O ex-deputado Sérgio Miranda, lembrando a história
do sindicalismo público e privado, comentou as perdas de prerrogativas
dos trabalhadores em geral no governo de Fernando Henrique Cardoso.
Conforme disse o palestrante, FHC rompeu diversos acordos com o funcionalismo
público e acabou com muitos direitos trabalhistas em geral. “FHC
revogou a convenção da OIT (Organização
Internacional do Trabalho) que proibia a demissão imotivada”,
destacou.
Outro problema apontado por Sérgio Miranda foi a reforma
sindical, barrada no Congresso Nacional, que deveria regulamentar
certas questões. Contudo, ao em vez da reforma, foram feitas
alterações nas Leis sindicais por meio de portarias
do Ministério do Trabalho e Emprego. Como conseqüência,
há uma enorme fragmentação no movimento sindical
brasileiro, o que enfraquece as entidades classistas.
Outro ponto que chamou a atenção foi a falta de repasses
para o MTE, apontado por Alysson Paixão. De acordo com o superintendente, “o
corte de gastos com o Ministério é um problema endêmico”. “O
MTE vem sendo sucateado há anos. Nosso setor de Segurança
do Trabalho, por exemplo, tem pouco mais de 100 fiscais em Minas
Gerais encarregados de fiscalizar mais de 60 mil empresas”,
assinalou.
Neoliberalismo
Um ponto de em comum abordado pelos palestrantes foi o neoliberalismo
e os prejuízos que ele traz para os trabalhadores. “Seguindo
as normas do capital, as empresas privadas demitem e reduzem salários
a fim de obterem lucros, enquanto o Estado faz o mesmo para poder
repassar mais e mais dinheiro para as grandes corporações
e para pagar a dívida externa”, pontuou Sérgio
Miranda.
O sindicalista José Maria de Almeida observou que a sociedade “vive
em uma época de concentração de riquezas e de
incapacidade de preservar direitos adquiridos”. “Existe
hoje uma moda de perder direitos. Tudo isso, decorrente da forma
de administração neoliberal. O Estado hoje tende a
cortar gastos com o social para investir no capital”, comentou.
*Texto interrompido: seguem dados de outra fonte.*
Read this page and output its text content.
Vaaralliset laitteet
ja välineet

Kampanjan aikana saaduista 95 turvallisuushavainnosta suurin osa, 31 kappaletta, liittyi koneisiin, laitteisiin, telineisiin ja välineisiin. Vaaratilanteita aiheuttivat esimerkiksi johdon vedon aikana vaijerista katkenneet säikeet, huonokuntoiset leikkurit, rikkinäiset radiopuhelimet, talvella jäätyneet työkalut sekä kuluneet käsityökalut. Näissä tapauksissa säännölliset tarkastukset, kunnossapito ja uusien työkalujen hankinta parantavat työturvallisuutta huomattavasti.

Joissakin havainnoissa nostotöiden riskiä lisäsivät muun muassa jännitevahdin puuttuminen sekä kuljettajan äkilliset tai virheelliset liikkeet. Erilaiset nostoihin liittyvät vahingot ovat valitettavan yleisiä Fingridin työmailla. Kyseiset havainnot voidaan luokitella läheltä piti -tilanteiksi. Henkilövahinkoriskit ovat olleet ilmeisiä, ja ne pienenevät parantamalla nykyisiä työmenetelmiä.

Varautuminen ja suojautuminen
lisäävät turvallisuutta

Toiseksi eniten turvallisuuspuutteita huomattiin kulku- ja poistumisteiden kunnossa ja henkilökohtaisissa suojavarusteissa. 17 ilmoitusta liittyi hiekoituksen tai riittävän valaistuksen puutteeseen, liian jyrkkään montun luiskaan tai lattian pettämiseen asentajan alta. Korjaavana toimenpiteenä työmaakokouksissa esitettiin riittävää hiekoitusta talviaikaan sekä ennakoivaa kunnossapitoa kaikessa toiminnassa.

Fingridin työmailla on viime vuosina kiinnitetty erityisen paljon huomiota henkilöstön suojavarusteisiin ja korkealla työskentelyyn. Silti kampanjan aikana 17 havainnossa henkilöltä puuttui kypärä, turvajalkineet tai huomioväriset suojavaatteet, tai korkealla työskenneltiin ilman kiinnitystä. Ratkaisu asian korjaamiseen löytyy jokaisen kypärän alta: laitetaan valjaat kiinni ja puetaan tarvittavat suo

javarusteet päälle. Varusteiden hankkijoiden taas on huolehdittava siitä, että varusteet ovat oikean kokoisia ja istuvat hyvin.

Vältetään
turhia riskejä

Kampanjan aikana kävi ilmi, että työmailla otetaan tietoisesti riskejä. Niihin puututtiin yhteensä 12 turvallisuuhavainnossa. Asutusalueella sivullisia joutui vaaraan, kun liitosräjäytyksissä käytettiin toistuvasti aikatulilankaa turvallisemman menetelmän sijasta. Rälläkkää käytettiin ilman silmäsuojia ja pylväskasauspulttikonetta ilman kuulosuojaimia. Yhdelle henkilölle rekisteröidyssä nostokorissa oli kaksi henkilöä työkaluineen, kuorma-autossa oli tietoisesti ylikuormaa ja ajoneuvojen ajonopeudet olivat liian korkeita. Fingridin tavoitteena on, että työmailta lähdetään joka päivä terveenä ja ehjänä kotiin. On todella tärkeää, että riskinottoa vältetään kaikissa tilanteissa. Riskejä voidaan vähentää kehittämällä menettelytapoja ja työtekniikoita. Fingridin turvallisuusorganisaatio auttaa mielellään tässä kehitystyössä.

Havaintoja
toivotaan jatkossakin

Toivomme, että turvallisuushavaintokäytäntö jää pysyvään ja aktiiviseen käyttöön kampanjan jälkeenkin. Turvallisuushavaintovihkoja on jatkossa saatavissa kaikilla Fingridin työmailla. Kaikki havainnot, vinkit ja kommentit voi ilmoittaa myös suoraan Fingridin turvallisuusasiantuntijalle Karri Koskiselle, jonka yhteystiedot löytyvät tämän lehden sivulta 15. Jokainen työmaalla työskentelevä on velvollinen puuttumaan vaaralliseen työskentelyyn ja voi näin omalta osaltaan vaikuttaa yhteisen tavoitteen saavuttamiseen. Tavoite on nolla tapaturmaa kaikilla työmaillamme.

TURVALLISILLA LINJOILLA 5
Ilustrando sua afirmação, o sindicalista apontou o
caso dos bancários que, em 10 anos, aumentou seus lucros exponencialmente,
enquanto reduziu o número de trabalhadores, substituindo-os
por máquinas, e manteve seus salários congelados. “São
mudanças que visam ganhar mais e gastar menos”, afirmou.
Reforma da Previdência
Abordada igualmente pelos oradores, a Reforma da Previdência
foi apontada como uma “reforma neoliberal”, por retirar
vários direitos dos trabalhadores e aposentados. Segundo o
ex-deputado Sérgio Miranda, “a Reforma da Previdência
foi um golpe duro contra a classe trabalhadora”. Em acordo,
José Maria de Almeida afirmou que a reforma “tirou dos
trabalhadores para dar para o capital privado”.
Apontando um caminho para o movimento sindical, José Maria
de Almeida falou sobre a necessidade de o sindicalismo atingir a
dimensão política para, com isso, intervir em medidas
como essas. “Se não entendermos a necessidade de entrarmos
na luta política, não pararemos essas reformas neoliberais.
Vamos viver ano após ano com surpresas como essa”, concluiu.